In the first reported SAGD project in the US, Derrick Resources Inc., in 2001, started a SAGD project in Wyoming but had to shut it in to await resolution of water disposal problems.

Besides SAGD's potential, Imperial Oil Resources Ltd. has continued to expand its cyclic steamflood in its Cold Lake bitumen properties.

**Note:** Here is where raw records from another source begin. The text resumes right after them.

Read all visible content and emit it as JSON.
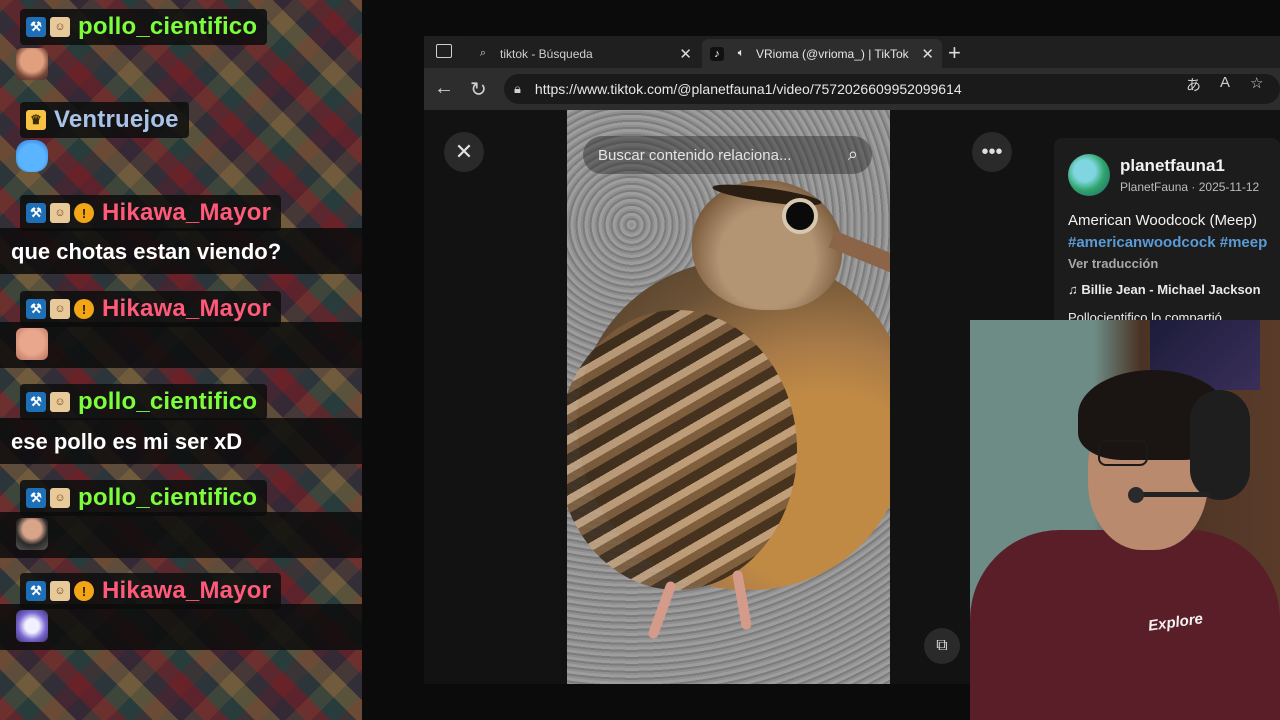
{
  "chat": {
    "messages": [
      {
        "username": "pollo_cientifico",
        "color": "#7cff3b",
        "badges": [
          "mod",
          "sub"
        ],
        "text": "",
        "emote": "avatar-emote"
      },
      {
        "username": "Ventruejoe",
        "color": "#a9c3e8",
        "badges": [
          "crown"
        ],
        "text": "",
        "emote": "blue-creature-emote"
      },
      {
        "username": "Hikawa_Mayor",
        "color": "#ff5a7a",
        "badges": [
          "mod",
          "sub",
          "bits"
        ],
        "text": "que chotas estan viendo?",
        "emote": ""
      },
      {
        "username": "Hikawa_Mayor",
        "color": "#ff5a7a",
        "badges": [
          "mod",
          "sub",
          "bits"
        ],
        "text": "",
        "emote": "face-emote"
      },
      {
        "username": "pollo_cientifico",
        "color": "#7cff3b",
        "badges": [
          "mod",
          "sub"
        ],
        "text": "ese pollo es mi ser xD",
        "emote": ""
      },
      {
        "username": "pollo_cientifico",
        "color": "#7cff3b",
        "badges": [
          "mod",
          "sub"
        ],
        "text": "",
        "emote": "bearded-man-emote"
      },
      {
        "username": "Hikawa_Mayor",
        "color": "#ff5a7a",
        "badges": [
          "mod",
          "sub",
          "bits"
        ],
        "text": "",
        "emote": "cat-emote"
      }
    ],
    "badge_glyphs": {
      "mod": "⚒",
      "sub": "☺",
      "bits": "!",
      "crown": "♛"
    }
  },
  "browser": {
    "tabs": [
      {
        "label": "tiktok - Búsqueda",
        "icon": "search-icon",
        "active": false
      },
      {
        "label": "VRioma (@vrioma_) | TikTok",
        "icon": "tiktok-icon",
        "active": true
      }
    ],
    "url": "https://www.tiktok.com/@planetfauna1/video/7572026609952099614"
  },
  "tiktok": {
    "search_placeholder": "Buscar contenido relaciona...",
    "username": "planetfauna1",
    "display_info": "PlanetFauna · 2025-11-12",
    "title": "American Woodcock (Meep)",
    "tags": "#americanwoodcock #meep",
    "translate": "Ver traducción",
    "music": "♫  Billie Jean - Michael Jackson",
    "shared": "Pollocientifico lo compartió"
  },
  "webcam": {
    "shirt_logo": "Explore"
  }
}
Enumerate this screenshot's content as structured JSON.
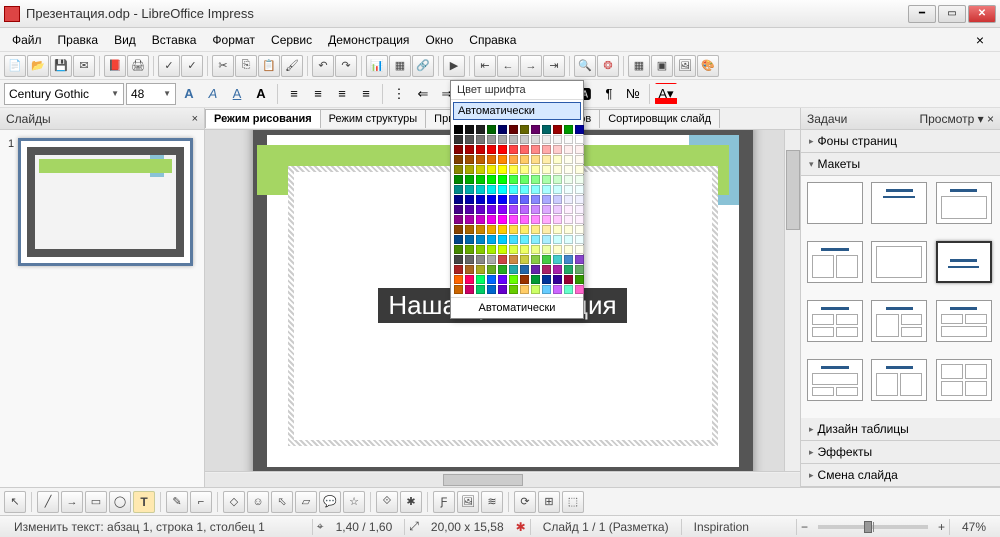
{
  "window": {
    "title": "Презентация.odp - LibreOffice Impress"
  },
  "menu": {
    "items": [
      "Файл",
      "Правка",
      "Вид",
      "Вставка",
      "Формат",
      "Сервис",
      "Демонстрация",
      "Окно",
      "Справка"
    ]
  },
  "font": {
    "name": "Century Gothic",
    "size": "48"
  },
  "color_popup": {
    "title": "Цвет шрифта",
    "auto": "Автоматически",
    "bottom": "Автоматически"
  },
  "view_tabs": [
    "Режим рисования",
    "Режим структуры",
    "Примечания",
    "Режим тезисов",
    "Сортировщик слайд"
  ],
  "slides_panel": {
    "title": "Слайды",
    "num": "1"
  },
  "tasks_panel": {
    "title": "Задачи",
    "view": "Просмотр",
    "sections": [
      "Фоны страниц",
      "Макеты",
      "Дизайн таблицы",
      "Эффекты",
      "Смена слайда"
    ]
  },
  "slide": {
    "title_text": "Наша презентация"
  },
  "status": {
    "edit": "Изменить текст: абзац 1, строка 1, столбец 1",
    "ratio": "1,40 / 1,60",
    "size": "20,00 x 15,58",
    "slide": "Слайд 1 / 1 (Разметка)",
    "template": "Inspiration",
    "zoom": "47%"
  },
  "chart_data": null
}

Imperial currently produces about 120,000 b/d of bitumen, and plans to invest $650 million for Phases 11-13. These phases may add an average of 30,000 b/d by late 2002.

Imperial also has plans to develop Nabiye and Mahihkan North areas of Cold Lake, with production start-up in 2006. Its development plans include conventional cyclic-steam technology, but it says feasibility studies are also underway to assess other technologies such as SAGD. It plans to invest about $1 billion in these projects over the next 5-10 years.

Wyoming may see additional CO2 flood development. Howell Petroleum Inc. says it has internally approved a CO2 pilot in its Sour Lake field, but the planned PetroSource Corp. CO2 has been delayed. PetroSource had planned to break ground in 2001 on a CO2 pipeline from LaBarge, Wyo. to the Powder River fields in Wyoming that would transport CO2 now vented at the ExxonMobil LaBarge gas plant.

California has also a number of oil fields that could benefit from CO2 injection, but an economical source for CO2 is still under study by a number of companies.

Chinese operating companies did not update the information in the survey, but PetroChina Co. Ltd. did say that 18 areas, 187 sq km in the Daging field, are being polymer flooded.